Mumbai Mirror is a 2013 Indian Hindi-language crime action film directed by Ankush Bhatt starring Sachiin J Joshi, Gihana Khan, Vimala Raman, Prakash Raj, Aditya Pancholi and Mahesh Manjrekar. It shows conflict between powerful, corrupt dance bar owners and the Mumbai police. Mumbai Mirror was released on 18 January 2013.

== Synopsis ==
An honest cop locks his horns against a greedy evil bar owner.

== Production ==

=== Casting ===
Sachiin J Joshi plays a "quirky cop". Mallika Sherawat who agreed to play the lead opposite Sachiin J Joshi, walked out of the project despite being paid to act in the film. Gihana Khan was chosen as female lead.

== Soundtrack ==
The soundtrack of Mumbai Mirror is composed by Amjad Nadeem and the album contains six tracks. In a music review, a critic wrote that "Amajad-Nadeem make a good attempt with Marjawa though rest of the album leaves a lot to be desired".
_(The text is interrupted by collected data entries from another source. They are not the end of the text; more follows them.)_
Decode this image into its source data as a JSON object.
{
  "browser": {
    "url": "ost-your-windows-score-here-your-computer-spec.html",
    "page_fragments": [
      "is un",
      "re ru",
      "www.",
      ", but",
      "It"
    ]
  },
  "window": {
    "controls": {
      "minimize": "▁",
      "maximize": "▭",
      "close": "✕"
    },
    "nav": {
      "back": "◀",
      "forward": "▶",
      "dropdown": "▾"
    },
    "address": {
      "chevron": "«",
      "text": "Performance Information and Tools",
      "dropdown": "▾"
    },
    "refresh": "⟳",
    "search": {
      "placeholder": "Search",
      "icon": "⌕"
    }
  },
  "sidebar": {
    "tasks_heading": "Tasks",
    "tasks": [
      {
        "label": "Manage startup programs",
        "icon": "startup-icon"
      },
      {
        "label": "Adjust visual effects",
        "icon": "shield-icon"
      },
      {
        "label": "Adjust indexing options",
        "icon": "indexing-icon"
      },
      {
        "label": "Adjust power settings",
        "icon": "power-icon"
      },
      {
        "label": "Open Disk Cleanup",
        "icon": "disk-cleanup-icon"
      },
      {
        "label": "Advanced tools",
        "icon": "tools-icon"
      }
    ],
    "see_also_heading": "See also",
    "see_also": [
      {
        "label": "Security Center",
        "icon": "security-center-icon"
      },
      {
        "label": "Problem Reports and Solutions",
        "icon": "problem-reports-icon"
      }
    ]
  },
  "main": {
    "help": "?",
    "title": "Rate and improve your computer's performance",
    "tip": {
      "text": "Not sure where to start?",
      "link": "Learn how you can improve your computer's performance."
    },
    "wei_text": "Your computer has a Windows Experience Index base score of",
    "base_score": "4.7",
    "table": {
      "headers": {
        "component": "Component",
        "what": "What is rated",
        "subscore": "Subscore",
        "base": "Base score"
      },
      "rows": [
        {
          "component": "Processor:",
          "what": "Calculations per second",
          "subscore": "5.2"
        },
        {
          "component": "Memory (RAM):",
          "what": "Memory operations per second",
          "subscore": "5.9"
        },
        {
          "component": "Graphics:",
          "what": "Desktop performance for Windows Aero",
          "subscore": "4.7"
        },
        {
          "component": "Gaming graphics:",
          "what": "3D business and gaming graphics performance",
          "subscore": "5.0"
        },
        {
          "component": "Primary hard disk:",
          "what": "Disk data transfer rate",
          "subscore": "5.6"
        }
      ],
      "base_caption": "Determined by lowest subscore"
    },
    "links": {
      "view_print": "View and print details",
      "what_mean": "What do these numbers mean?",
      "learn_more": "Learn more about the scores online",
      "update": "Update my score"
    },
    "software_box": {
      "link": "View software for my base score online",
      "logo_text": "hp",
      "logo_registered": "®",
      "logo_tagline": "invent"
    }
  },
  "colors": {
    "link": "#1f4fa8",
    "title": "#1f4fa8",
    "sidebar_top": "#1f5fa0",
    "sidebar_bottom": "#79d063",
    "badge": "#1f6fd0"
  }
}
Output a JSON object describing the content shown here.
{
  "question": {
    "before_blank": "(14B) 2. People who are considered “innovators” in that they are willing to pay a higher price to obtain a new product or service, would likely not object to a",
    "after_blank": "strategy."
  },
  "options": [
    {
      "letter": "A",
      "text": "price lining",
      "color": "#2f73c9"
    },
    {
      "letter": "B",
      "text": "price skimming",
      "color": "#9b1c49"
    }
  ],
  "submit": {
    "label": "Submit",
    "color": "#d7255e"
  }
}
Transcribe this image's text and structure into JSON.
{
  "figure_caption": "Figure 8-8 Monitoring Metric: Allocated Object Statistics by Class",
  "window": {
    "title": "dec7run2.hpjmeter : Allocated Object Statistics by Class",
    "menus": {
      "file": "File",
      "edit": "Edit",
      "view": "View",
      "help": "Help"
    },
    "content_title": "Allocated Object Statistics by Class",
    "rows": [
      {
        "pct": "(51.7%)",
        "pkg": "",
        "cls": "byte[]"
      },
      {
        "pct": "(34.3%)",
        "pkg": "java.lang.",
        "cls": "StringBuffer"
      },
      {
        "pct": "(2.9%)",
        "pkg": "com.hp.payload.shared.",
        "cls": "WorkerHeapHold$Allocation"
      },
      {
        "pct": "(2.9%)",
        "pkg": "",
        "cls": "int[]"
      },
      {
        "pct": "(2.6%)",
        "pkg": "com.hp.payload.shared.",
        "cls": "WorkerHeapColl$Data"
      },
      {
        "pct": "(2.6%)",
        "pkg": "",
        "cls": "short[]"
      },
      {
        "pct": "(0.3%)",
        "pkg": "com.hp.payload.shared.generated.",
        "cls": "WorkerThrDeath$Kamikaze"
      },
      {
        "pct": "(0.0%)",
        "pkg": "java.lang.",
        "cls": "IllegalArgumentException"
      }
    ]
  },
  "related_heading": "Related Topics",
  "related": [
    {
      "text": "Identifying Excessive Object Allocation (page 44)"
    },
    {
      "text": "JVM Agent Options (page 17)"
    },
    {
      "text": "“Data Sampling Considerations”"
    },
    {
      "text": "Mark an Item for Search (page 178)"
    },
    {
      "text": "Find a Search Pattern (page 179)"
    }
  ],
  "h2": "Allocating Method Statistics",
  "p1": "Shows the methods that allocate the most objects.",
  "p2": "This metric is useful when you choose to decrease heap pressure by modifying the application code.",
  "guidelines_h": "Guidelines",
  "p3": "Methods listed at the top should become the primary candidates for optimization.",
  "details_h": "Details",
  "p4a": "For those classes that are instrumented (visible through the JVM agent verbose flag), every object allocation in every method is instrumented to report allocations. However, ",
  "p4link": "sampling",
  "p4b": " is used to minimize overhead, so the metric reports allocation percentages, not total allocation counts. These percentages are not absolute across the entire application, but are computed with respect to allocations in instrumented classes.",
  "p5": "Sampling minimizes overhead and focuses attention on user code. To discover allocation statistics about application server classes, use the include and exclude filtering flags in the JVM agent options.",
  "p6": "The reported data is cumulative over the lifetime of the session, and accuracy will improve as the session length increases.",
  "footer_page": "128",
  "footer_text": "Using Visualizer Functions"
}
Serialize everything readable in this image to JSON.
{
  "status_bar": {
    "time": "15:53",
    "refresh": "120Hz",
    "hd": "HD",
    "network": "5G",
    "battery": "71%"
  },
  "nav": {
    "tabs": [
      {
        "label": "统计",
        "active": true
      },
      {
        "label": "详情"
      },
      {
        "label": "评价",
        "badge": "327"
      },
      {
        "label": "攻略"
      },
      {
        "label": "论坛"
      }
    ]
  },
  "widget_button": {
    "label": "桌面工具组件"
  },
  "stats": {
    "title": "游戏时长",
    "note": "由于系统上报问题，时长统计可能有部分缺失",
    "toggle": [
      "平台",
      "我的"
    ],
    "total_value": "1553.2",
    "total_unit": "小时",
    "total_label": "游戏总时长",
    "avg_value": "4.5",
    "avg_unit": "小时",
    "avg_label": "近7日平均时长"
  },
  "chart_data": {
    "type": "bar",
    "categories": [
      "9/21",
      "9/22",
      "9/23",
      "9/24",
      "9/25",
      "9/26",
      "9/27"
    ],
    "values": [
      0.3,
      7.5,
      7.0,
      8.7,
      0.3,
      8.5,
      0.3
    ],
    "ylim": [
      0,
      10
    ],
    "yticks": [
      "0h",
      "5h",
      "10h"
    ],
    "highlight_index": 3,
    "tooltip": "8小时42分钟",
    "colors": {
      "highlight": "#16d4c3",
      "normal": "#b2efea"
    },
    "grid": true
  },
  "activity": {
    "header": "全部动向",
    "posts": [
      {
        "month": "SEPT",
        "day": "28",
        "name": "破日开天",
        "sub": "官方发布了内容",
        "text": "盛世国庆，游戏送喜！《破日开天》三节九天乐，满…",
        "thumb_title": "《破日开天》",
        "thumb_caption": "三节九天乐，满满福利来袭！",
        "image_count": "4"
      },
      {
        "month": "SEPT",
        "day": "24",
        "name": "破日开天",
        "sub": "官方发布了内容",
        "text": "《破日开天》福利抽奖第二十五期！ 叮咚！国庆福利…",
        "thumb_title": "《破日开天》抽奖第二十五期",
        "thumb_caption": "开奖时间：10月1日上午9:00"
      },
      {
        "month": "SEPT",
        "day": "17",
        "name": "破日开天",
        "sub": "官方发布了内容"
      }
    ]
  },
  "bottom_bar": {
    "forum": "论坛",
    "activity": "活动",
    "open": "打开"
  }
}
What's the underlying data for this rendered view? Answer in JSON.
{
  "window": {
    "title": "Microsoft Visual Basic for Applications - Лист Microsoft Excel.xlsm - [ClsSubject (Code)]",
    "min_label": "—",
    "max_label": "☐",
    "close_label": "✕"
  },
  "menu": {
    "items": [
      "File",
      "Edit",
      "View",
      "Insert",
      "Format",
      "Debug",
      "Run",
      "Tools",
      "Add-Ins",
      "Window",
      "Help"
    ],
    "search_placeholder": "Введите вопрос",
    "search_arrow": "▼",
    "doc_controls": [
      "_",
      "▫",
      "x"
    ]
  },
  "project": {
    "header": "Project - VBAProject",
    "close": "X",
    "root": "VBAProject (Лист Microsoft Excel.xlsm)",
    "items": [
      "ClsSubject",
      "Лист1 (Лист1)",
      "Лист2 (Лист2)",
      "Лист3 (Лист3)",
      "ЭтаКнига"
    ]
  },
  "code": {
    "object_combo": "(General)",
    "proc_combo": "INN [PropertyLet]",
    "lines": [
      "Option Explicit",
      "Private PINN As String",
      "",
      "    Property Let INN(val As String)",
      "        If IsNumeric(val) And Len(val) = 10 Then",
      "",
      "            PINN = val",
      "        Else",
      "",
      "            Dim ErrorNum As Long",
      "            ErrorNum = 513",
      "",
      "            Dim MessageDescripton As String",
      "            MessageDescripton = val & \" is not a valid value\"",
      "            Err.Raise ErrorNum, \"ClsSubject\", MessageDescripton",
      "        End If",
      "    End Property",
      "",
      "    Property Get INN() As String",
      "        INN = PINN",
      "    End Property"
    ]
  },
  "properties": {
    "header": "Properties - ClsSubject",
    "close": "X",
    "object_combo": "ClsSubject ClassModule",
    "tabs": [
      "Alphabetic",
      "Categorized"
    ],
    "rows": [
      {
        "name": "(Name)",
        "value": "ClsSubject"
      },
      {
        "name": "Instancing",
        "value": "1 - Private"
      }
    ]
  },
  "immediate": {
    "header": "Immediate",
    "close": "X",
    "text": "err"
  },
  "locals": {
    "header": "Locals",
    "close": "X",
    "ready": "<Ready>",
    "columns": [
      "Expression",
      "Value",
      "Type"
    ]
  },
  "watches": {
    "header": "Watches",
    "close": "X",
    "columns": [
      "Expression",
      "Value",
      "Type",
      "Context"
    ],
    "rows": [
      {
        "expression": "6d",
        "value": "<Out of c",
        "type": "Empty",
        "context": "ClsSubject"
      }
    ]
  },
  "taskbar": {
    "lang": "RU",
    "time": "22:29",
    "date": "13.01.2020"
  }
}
| No. | Title | Lyrics | Singer(s) | Length |
|---|---|---|---|---|
| 1. | "Doom Pe Lakdi" | Shabbir Ahmed | Sukhwinder Singh, Sachiin J Joshi, Nadeem Khan & Preeti & Pinky | 4:30 |
| 2. | "Marjawa" | Shabbir Ahmed | Sonu Nigam | 5:33 |
| 3. | "Govinda Ala Re" | Shabbir Ahmed | Wajid Ali | 5:19 |
| 4. | "Thumka" | Satya Prakash | Shreya Ghoshal | 4:26 |
| 5. | "Blunder" | Naveen Tyagi | Ritu Pathak | 4:03 |
| 6. | "Marjawa" | Shabbir Ahmed | Sayantani Das | 5:30 |

== Reception ==
Critic Taran Adarsh of Bollywood Hungama wrote that "On the whole, MUMBAI MIRROR is for those who relish masala movies. Especially for the single screen circuit". A critic from Rediff.com wrote that "This is a terrible mishap of a film that doesn't hold a mirror to society, or the city, but rather stares at it with bloodshot eyes and a dagger in hand". A critic from The Times of India wrote that "Ankush Bhatt’s slick flick grittily exposes the nexus between seedy cops and sleazy bars barons, albeit with a lot of Dabangg-isms". A critic from Koimoi wrote that "Mumbai Mirror is a terrible mistake. If you want to laugh at the utter nonsense going on on-screen, you might as well sit through it".